The final work consists of two artist books. A triptych structure folds together enclosing a hand painted image. The first book's central panel has a 'scar' cutting through the page. It is suggestive of a world in the process of being torn apart; darkness spills out across the smaller panels leaving an impression of an empty devastated world.
The second book opens to a central panel in which the 'scar' has a number of nails placed along the fissure. Referencing the Japanese attitude of Kintsugi - the idea that breakages and cracks can be repaired with an honesty which remains visible, the panel offers a suggestion of potential and renewal.
The outer panels of Bosch's Garden of Earthly Delights depicts the creation of the world. I have created a textured dark cover, with stitched fragile heartbeat. This wraps around enclosing the entire book.
Staying optimistic in the face of such serious climate challenges is no mean feat. However all change starts with a small gesture. Multiplied, these small changes come together as a greater force. If we hold this in mind, and value collaboration over competition, hope continues to have a chance.

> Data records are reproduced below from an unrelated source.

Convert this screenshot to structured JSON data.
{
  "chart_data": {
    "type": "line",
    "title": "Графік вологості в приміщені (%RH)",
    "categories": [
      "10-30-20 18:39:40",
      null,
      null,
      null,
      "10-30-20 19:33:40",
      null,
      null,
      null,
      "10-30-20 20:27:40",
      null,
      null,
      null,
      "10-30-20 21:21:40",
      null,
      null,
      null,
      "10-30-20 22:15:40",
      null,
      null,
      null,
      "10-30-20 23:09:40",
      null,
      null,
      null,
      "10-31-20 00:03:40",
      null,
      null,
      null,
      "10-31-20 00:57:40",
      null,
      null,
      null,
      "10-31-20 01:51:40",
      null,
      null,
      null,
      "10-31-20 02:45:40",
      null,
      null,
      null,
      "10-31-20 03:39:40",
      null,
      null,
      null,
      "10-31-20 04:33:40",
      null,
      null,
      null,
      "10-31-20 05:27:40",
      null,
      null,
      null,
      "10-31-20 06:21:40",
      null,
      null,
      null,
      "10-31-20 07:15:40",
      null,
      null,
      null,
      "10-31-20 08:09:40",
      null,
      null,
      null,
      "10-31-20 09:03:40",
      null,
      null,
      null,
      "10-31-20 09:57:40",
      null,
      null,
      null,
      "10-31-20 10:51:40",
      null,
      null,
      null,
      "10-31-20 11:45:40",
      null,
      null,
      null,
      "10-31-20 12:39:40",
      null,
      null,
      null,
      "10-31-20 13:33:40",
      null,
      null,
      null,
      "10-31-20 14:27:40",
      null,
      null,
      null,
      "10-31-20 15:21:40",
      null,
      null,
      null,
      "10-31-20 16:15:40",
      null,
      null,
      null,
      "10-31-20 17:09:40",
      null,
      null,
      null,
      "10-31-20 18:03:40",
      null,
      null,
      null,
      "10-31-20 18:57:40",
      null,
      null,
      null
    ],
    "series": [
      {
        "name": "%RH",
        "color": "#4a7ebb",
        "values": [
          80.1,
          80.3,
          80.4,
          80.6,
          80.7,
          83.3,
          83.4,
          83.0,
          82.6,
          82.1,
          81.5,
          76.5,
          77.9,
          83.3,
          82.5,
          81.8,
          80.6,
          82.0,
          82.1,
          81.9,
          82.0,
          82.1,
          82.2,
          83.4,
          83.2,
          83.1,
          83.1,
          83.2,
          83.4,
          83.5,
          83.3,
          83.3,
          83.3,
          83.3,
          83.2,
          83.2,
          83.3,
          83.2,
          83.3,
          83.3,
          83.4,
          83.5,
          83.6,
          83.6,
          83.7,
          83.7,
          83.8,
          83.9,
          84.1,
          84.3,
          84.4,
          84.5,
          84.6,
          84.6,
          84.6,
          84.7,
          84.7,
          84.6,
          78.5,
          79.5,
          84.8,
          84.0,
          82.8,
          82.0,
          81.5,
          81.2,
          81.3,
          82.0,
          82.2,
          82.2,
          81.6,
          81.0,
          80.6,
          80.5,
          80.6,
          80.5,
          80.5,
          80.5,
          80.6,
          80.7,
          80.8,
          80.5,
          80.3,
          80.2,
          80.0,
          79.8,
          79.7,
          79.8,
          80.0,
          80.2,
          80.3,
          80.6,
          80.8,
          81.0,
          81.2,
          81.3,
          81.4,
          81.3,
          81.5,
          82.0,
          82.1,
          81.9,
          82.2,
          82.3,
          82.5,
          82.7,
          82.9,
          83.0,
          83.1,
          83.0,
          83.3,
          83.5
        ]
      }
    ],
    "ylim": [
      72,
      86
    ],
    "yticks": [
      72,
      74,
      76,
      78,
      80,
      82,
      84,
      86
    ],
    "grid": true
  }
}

The Mid-Atlantic Ridge has become the focal point for the new work. Although this 'scar' is the result of powerful natural forces, I began to wonder about the 'scars' made by man through extraction and industry. Issues re greed and the destruction of natural resources is not a unique phenomenon and can be found throughout history.
Further research lead me to a medieval work - 'In the Garden of Earthly Delights'. Painted by Hieronymus Bosch (1490 -1510), it is thought to depict mans greed, and the transience of worldly pleasures. Consisting of three panels, the scene is set in the Garden of Eden. Initially created as altarpieces triptych paintings first appeared in early Christian art during the Middle Ages. Their primary function was to serve as an aid to devotion or prayer. The three panels are hinged together allowing the work to folded shut or displayed in an open format.
Using this as my reference point, I have set about making a response for the 21st century. While it is not my intention to make a 'devotional' altarpiece, it strikes me the present concerns put forward by scientists re our continued destruction of earths resources is a subject worth thinking about.
The format chosen is the same as Bosch has used - a triptych.
Preparing background ready for inks.